Уже не помню, сколько мы просидели со Стусом, но удовольствия "шефам" не доставили. Стус прекрасно знал русскую литературу. К тому же сумел заразить меня интересом к польскому языку, и через месяц я уже без словаря читал романы Крашевского, десятитомник которого оказался в лагерной библиотеке. Нам разрешалось выписывать любую советскую прессу, мы получали почти все серьезные литературные журналы. Особенно запомнилось обсуждение романа С.Залыгина "После бури". Уж столько-то было споров... Роман пошел по камерам... И было общее мнение, что залыгинский роман - самое значительное событие литературной жизни 80-х. Как выяснилось позже, "на воле" роман вовсе не был замечен, что меня удивляет и поныне.
Поэзия, литература, история, а также завтрак, обед, ужин и часовые прогулки на свежем воздухе - вот то, благодаря чему мы выживали. И пусть никого не покоробит выстроенный ряд.
Но было и нечто, что так или иначе укорачивало нам жизнь, а некоторым и в полном смысле укоротило. Опять речь о них, об "органах", но уже определенно без похвальных намерений.
Казалось бы, ну, упекли неисправимых, "перекрыли воздух" до конца жизни - и оставить бы в покое. Так ведь нет же! Откуда-то из "центра" требуют от местных "органов" систематической работы по перевоспитанию обреченных, инициативы требуют, оперативных разработок и результатов результаты им подавай! Не может такого быть, чтоб хоть кто-нибудь, хоть один да не прогнулся, сопли не пустил, домой не запросился...
А местные "органы" - кто там? Психологи-самородки? Гении оперативных интриг? Знатоки человечьей души?
Да нет же! Честолюбивые недоучки, понимающие свою работу с политическими рецидивистами как единственный шанс пробиться куда-то там в их гэбистской иерархии, положительно засветиться, получить повышение или очередное звание, а может быть, и вовсе ничего такого, но простоудовольствие распоряжаться судьбами; это ведь так щекотно, взять, к примеру, и лишить зэка долгожданного свидания с родственниками, или конфисковать письмо, или даже просто попридержать его месяц-другой, чтоб помаялся "злодей-антисоветчик", чтоб усох от дум тревожных...
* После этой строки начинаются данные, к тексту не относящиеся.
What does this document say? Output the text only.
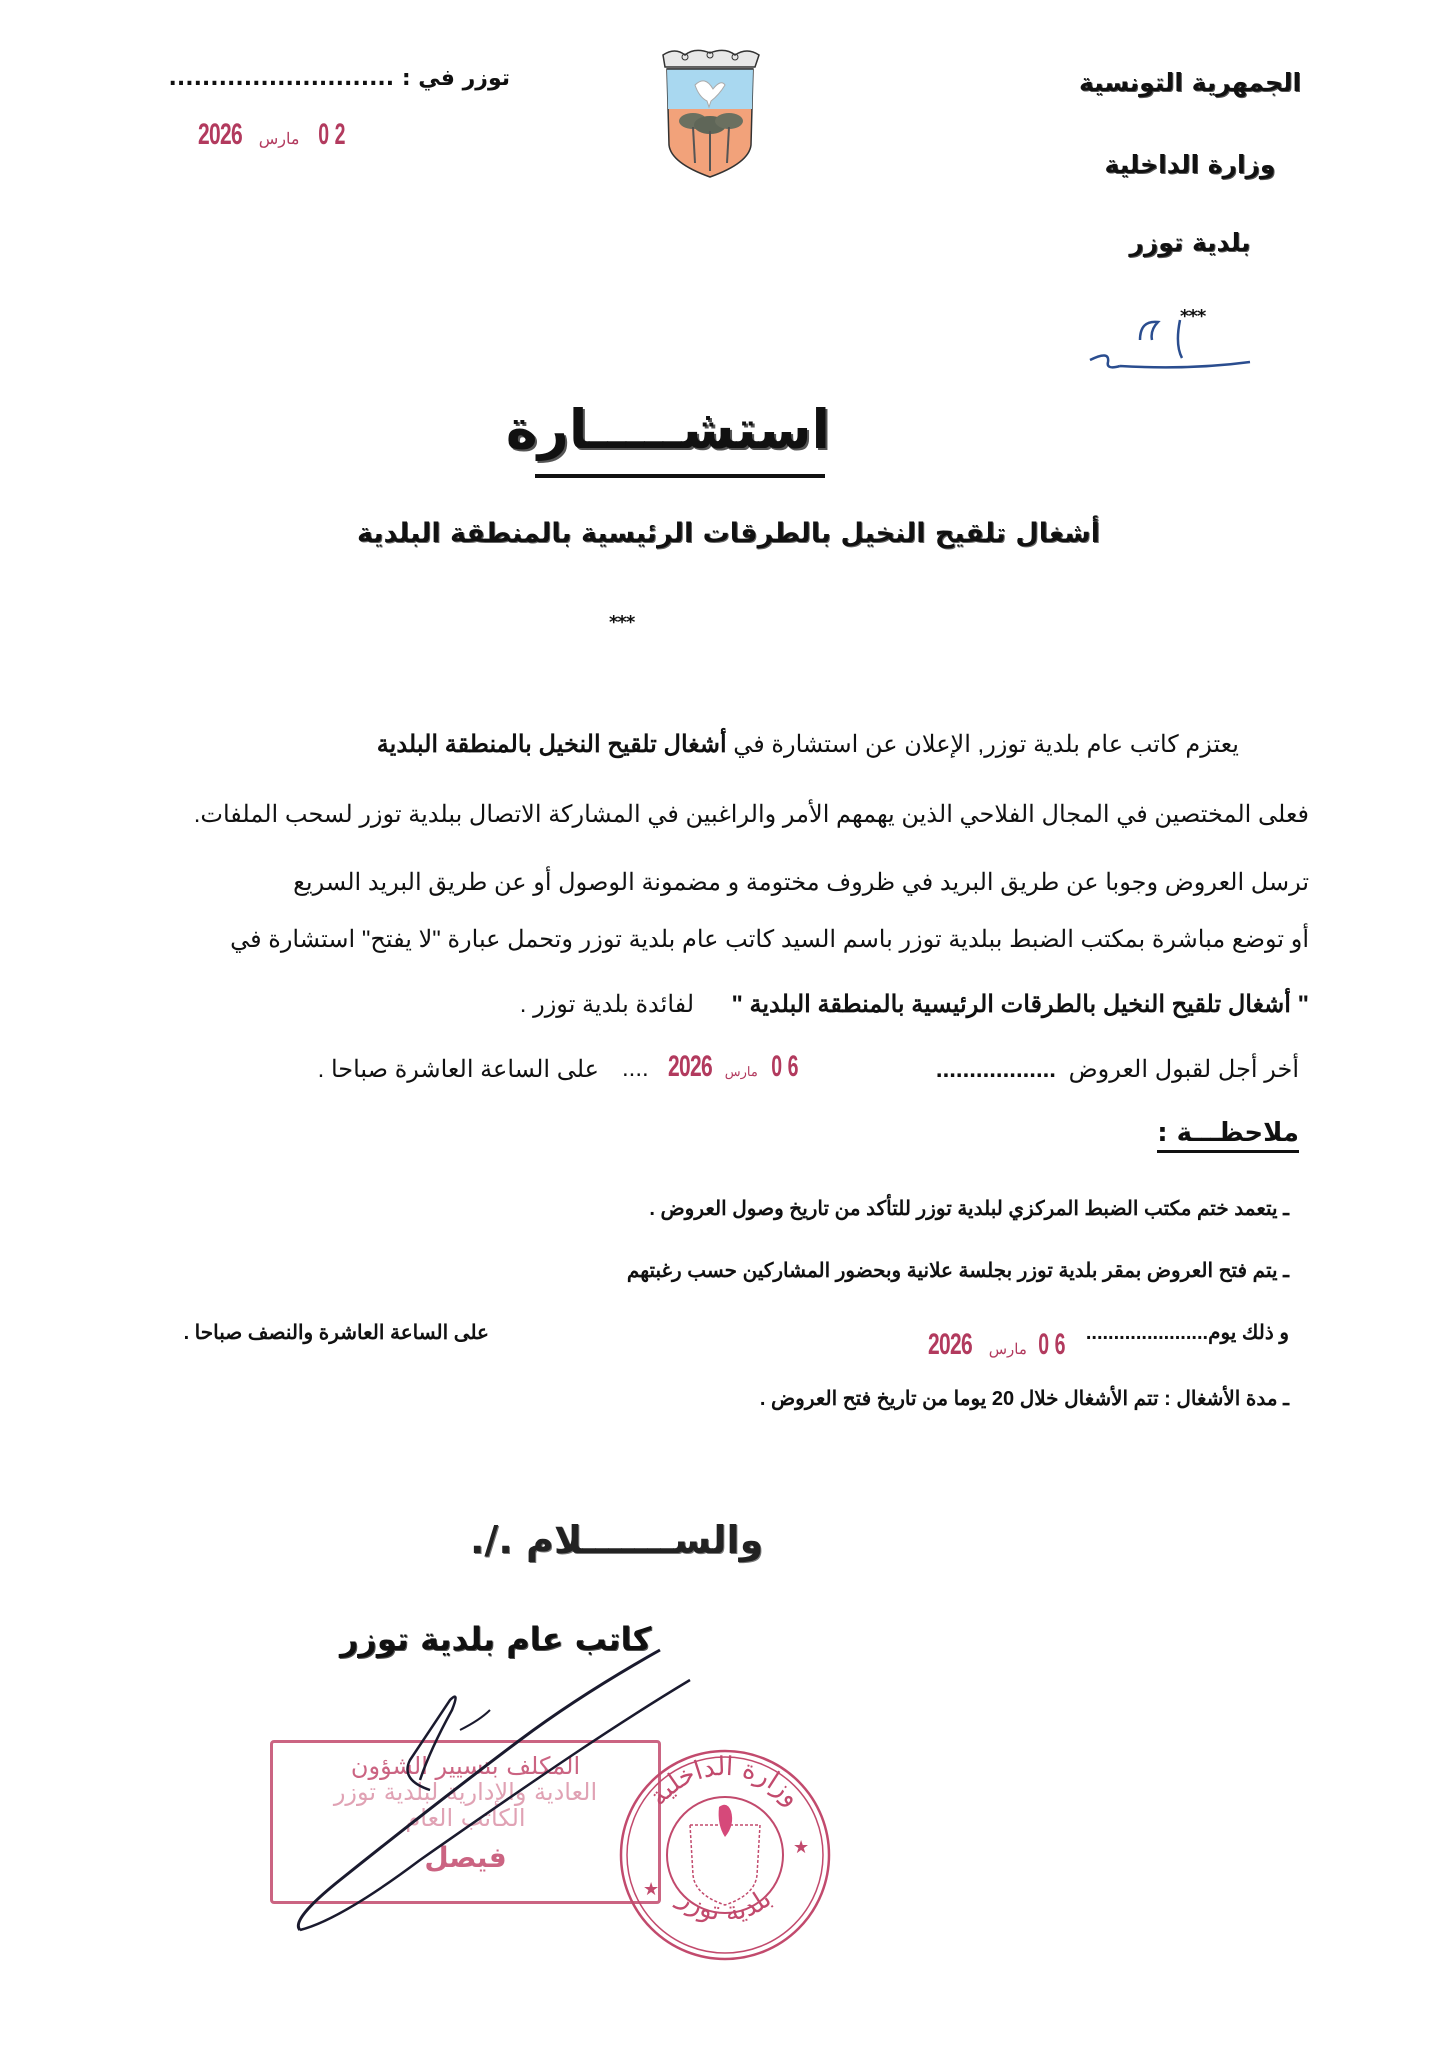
الجمهرية التونسية
وزارة الداخلية
بلدية توزر
***
توزر في : ...........................
2026 مارس 0 2
استشـــــارة
أشغال تلقيح النخيل بالطرقات الرئيسية بالمنطقة البلدية
***
يعتزم كاتب عام بلدية توزر, الإعلان عن استشارة في أشغال تلقيح النخيل بالمنطقة البلدية
فعلى المختصين في المجال الفلاحي الذين يهمهم الأمر والراغبين في المشاركة الاتصال ببلدية توزر لسحب الملفات.
ترسل العروض وجوبا عن طريق البريد في ظروف مختومة و مضمونة الوصول أو عن طريق البريد السريع
أو توضع مباشرة بمكتب الضبط ببلدية توزر باسم السيد كاتب عام بلدية توزر وتحمل عبارة "لا يفتح" استشارة في
" أشغال تلقيح النخيل بالطرقات الرئيسية بالمنطقة البلدية "  لفائدة بلدية توزر .
أخر أجل لقبول العروض ..................
2026 مارس 0 6
....
على الساعة العاشرة صباحا .
ملاحظـــة :
ـ يتعمد ختم مكتب الضبط المركزي لبلدية توزر للتأكد من تاريخ وصول العروض .
ـ يتم فتح العروض بمقر بلدية توزر بجلسة علانية وبحضور المشاركين حسب رغبتهم
و ذلك يوم......................
2026 مارس 0 6
على الساعة العاشرة والنصف صباحا .
ـ مدة الأشغال : تتم الأشغال خلال 20 يوما من تاريخ فتح العروض .
والســـــــلام ./.
كاتب عام بلدية توزر
المكلف بتسيير الشؤون
العادية والإدارية لبلدية توزر
الكاتب العام
فيصل
وزارة الداخلية
بلدية توزر
★
★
- Где письмо? - требует зэк.
- Не пишут. Не мне ж за них писать?
А вся беда в том, что чем отчетливей понимание собственной обреченности, тем, вопреки логике, отчаяннее цепляешься за них, за близких своих, - в том слабость. Возможно, единственная слабость - на ней и прокалываешься, а тебе тут же в рану штырем: "А вы уверены, что нужны? Что ждут?"